Через мегафон от здания раздалась команда: “Граждане! Во избежание кровопролития прошу разойтись! Прошу разойтись!”

— Слышишь? Устами еретиков глаголит дьявол, — он поправил шарф, сплюнул. — И само это телевидение есть бесовское порождение, призванное погубить в человеке все человеческое, все Божье.

Он с ненавистью посмотрел на здание телецентра. Мегафон вновь прогремел предупреждающе, тревожно. Толпа загудела, качнулась угрожающе. “Как странно, — подумал я в тот момент, — утром строил баррикады вместе с ельцинистами, вечером стою в мятежном строю хасбулатовцев.
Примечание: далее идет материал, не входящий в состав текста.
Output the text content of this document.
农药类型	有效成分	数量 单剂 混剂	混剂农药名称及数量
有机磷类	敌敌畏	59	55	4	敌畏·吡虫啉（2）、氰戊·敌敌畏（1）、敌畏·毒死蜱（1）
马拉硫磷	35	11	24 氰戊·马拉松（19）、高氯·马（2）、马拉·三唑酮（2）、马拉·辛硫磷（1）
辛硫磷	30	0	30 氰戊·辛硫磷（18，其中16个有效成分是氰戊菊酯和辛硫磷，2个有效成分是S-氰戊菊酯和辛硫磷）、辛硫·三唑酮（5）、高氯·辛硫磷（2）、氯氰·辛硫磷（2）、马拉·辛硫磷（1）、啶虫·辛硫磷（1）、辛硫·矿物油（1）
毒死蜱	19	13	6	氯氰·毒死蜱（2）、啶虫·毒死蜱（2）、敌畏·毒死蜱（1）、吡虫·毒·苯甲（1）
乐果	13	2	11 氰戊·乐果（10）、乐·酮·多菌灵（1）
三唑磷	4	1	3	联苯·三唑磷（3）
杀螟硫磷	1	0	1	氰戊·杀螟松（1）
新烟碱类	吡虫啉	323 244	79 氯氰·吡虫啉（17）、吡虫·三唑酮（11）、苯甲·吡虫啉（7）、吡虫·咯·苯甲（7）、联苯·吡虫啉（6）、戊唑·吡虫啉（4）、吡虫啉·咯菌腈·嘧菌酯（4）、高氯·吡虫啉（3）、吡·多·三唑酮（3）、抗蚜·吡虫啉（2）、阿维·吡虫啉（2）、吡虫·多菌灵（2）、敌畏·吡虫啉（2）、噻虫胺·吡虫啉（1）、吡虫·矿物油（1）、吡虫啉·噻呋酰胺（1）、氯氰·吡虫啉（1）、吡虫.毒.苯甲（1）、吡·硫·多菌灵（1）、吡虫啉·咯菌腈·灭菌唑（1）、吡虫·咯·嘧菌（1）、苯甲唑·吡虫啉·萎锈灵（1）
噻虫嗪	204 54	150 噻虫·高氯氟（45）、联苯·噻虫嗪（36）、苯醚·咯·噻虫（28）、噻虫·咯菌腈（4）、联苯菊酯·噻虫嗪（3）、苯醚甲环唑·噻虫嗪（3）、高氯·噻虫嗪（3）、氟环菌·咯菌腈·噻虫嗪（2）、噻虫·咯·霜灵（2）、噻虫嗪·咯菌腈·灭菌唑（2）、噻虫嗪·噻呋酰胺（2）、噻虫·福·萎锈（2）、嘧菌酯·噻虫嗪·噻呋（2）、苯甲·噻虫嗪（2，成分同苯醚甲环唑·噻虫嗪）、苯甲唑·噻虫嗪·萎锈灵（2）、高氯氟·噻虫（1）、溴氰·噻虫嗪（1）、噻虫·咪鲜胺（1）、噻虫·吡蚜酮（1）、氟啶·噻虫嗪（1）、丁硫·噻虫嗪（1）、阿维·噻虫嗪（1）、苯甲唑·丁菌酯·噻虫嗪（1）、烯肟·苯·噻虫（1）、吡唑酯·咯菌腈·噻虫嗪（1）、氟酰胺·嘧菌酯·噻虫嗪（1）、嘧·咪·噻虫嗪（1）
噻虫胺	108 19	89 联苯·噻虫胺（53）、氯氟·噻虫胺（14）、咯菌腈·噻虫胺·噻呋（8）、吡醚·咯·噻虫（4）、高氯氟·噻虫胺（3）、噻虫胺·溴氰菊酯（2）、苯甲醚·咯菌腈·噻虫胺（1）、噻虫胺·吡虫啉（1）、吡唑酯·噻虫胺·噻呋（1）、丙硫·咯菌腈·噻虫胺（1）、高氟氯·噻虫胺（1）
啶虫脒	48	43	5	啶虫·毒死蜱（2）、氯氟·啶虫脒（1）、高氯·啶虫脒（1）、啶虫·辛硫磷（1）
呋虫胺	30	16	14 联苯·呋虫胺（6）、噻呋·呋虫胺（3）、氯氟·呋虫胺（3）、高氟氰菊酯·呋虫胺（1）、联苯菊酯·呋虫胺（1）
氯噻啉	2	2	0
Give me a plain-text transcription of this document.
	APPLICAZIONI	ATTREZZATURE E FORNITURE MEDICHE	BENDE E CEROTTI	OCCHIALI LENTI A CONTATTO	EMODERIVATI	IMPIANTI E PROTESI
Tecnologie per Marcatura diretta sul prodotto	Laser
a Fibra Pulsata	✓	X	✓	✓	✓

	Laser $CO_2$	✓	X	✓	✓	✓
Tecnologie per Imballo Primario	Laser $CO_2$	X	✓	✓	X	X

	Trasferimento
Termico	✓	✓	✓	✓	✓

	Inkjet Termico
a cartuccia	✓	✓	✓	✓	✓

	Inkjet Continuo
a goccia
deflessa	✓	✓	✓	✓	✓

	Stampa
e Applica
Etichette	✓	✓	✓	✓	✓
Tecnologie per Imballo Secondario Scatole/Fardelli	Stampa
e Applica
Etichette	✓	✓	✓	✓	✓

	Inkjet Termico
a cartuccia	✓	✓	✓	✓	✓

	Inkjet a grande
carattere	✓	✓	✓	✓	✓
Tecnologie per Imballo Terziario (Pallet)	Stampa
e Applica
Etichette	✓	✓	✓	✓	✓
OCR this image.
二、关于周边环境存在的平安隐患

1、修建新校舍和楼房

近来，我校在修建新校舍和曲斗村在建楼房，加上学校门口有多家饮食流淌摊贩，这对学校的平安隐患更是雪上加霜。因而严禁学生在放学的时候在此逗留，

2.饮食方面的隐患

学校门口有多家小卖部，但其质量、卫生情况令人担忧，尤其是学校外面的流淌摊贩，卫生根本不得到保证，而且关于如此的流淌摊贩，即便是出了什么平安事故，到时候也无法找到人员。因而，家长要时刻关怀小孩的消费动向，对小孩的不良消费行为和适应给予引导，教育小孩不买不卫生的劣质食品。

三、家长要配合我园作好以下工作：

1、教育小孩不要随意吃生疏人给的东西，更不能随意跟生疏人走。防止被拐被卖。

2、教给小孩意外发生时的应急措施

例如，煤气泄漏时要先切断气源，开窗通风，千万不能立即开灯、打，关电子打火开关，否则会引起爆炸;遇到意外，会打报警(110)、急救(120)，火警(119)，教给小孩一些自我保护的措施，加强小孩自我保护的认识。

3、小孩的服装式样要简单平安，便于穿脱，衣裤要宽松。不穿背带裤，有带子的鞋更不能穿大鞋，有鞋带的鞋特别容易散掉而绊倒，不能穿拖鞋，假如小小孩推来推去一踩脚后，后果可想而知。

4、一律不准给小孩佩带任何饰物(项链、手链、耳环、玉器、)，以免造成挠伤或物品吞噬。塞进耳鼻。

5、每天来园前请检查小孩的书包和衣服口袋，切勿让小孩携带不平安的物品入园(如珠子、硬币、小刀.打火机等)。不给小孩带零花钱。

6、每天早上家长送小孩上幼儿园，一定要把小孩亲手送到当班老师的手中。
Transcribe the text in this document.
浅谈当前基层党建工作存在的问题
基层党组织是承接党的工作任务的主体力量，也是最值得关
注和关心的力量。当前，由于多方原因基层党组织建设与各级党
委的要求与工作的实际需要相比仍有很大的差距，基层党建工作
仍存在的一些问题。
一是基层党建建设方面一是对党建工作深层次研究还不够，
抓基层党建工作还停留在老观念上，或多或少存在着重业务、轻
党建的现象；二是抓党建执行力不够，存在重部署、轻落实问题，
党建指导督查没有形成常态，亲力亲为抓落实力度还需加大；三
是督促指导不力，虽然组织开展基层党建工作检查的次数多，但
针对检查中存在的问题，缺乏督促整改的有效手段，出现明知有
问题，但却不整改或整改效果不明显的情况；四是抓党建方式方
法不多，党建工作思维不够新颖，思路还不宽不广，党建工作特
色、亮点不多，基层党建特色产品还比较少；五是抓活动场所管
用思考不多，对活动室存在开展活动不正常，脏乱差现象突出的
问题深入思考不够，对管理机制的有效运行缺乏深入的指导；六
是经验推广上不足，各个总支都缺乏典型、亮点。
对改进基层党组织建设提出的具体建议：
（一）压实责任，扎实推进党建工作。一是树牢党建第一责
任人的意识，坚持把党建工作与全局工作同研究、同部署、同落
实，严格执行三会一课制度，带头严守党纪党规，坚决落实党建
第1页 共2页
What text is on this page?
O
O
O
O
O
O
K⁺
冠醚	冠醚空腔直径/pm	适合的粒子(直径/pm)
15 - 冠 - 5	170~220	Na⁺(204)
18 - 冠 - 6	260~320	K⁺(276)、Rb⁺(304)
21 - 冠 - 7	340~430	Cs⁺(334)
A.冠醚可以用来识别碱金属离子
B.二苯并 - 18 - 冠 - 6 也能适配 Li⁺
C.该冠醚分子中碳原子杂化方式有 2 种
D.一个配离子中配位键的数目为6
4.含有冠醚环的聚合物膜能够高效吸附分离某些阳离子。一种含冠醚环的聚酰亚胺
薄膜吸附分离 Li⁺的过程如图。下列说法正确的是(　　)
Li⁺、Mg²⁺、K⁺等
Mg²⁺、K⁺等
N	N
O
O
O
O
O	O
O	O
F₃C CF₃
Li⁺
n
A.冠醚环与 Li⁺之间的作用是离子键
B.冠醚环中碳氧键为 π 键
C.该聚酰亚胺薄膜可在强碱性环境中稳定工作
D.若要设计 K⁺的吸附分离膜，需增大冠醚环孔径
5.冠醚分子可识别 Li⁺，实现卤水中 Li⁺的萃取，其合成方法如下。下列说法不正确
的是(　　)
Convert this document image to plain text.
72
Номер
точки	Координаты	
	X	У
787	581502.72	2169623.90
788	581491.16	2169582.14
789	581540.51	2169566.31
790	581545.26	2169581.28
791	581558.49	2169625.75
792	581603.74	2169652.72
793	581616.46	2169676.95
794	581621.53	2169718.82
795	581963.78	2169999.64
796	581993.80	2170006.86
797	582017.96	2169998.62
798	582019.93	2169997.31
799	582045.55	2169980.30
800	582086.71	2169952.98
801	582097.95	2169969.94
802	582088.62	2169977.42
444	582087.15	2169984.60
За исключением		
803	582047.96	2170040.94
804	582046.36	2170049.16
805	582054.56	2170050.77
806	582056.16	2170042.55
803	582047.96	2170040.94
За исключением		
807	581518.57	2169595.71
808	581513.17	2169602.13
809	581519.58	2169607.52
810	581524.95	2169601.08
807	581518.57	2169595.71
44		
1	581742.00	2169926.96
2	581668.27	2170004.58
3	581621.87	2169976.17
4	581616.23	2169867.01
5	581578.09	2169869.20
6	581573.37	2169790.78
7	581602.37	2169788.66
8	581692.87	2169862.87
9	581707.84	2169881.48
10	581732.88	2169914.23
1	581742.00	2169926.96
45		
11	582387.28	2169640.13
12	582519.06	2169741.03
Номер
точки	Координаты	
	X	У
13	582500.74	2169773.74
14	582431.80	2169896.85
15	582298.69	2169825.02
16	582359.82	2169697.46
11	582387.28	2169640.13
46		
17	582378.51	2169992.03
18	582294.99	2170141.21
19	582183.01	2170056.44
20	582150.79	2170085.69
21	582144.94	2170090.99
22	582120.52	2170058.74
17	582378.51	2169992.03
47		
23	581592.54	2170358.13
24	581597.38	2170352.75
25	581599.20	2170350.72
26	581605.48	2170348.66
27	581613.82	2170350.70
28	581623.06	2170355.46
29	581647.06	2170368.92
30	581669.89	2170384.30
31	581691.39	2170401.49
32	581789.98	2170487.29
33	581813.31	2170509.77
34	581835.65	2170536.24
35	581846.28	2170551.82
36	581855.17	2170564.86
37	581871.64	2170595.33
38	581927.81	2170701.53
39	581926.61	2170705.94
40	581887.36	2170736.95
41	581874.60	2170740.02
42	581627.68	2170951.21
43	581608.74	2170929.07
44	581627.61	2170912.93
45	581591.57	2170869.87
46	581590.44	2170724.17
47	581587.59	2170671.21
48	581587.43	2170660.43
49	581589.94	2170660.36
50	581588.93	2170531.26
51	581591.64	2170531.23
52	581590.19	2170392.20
А ведь я обоих станов не боец”.

Внезапно я увидел в окне второго этажа желто-синюю вспышку и упал, сраженный наповал. Все дальнейшее я видел уже со стороны, точнее, сверху. Над моим бездыханным телом (пуля попала прямо в сердце) склонились люди.

— Убили парня, сволочи! — прорычал пожилой в “жириновке”.

— Фашисты! Безоружного! — заголосила простоволосая женщина. — Ой, лихолишенько! Он же совсем ребенок!

— Чего ждем? — надрывно вопросил пожилой. — Всех сейчас перебьют, как скот на бойне!

— От-ставить панику! — громко, спокойно приказал стройный, широкоплечий, с ладными черными усами и окладистой бородкой. Он скинул пальто, под которым оказался китель с полковничьими погонами. — Слушай мою команду. К бою товьсь! Без команды не стрелять!

Из здания застучали автоматные очереди. Люди попадали на асфальт. Заклацали затворы у тех немногих, кто был вооружен. Полковник молчал, и пауза, казалось, тянулась вечность.

— Огонь! — наконец скомандовал он. И в начавшейся перестрелке слышались проклятия и стоны раненых...

Из чистилища все видно. И все понятно. Вор, клятвопреступник, убийца — о каких бы испытаниях они ни умоляли в надежде получить прощение грехов — прямиком отправляются в ад. Богатеям дается три попытки пролезть через игольное ушко. Здесь это одно из самых забавных зрелищ. А в промежутках нам показывают резервуар с дымящейся, плещущейся, бьющейся в стенки кровью. И мы, грешники, со всей необъятной вселенной, такие непохожие, такие своеобычные, такие полярно разные, все молимся — каждый о спасении своего маленького мирка. Я — о человечьем, утопающем в ненависти и вражде, обжорстве и голоде, одержимом леденящим душу страхом перед будущим и умертвляющим радость и надежду неверием.

И, несмотря ни на что, надежда не покидает меня. Ибо я знаю, я верю: Земля — это не только люди и пули, которые убивают.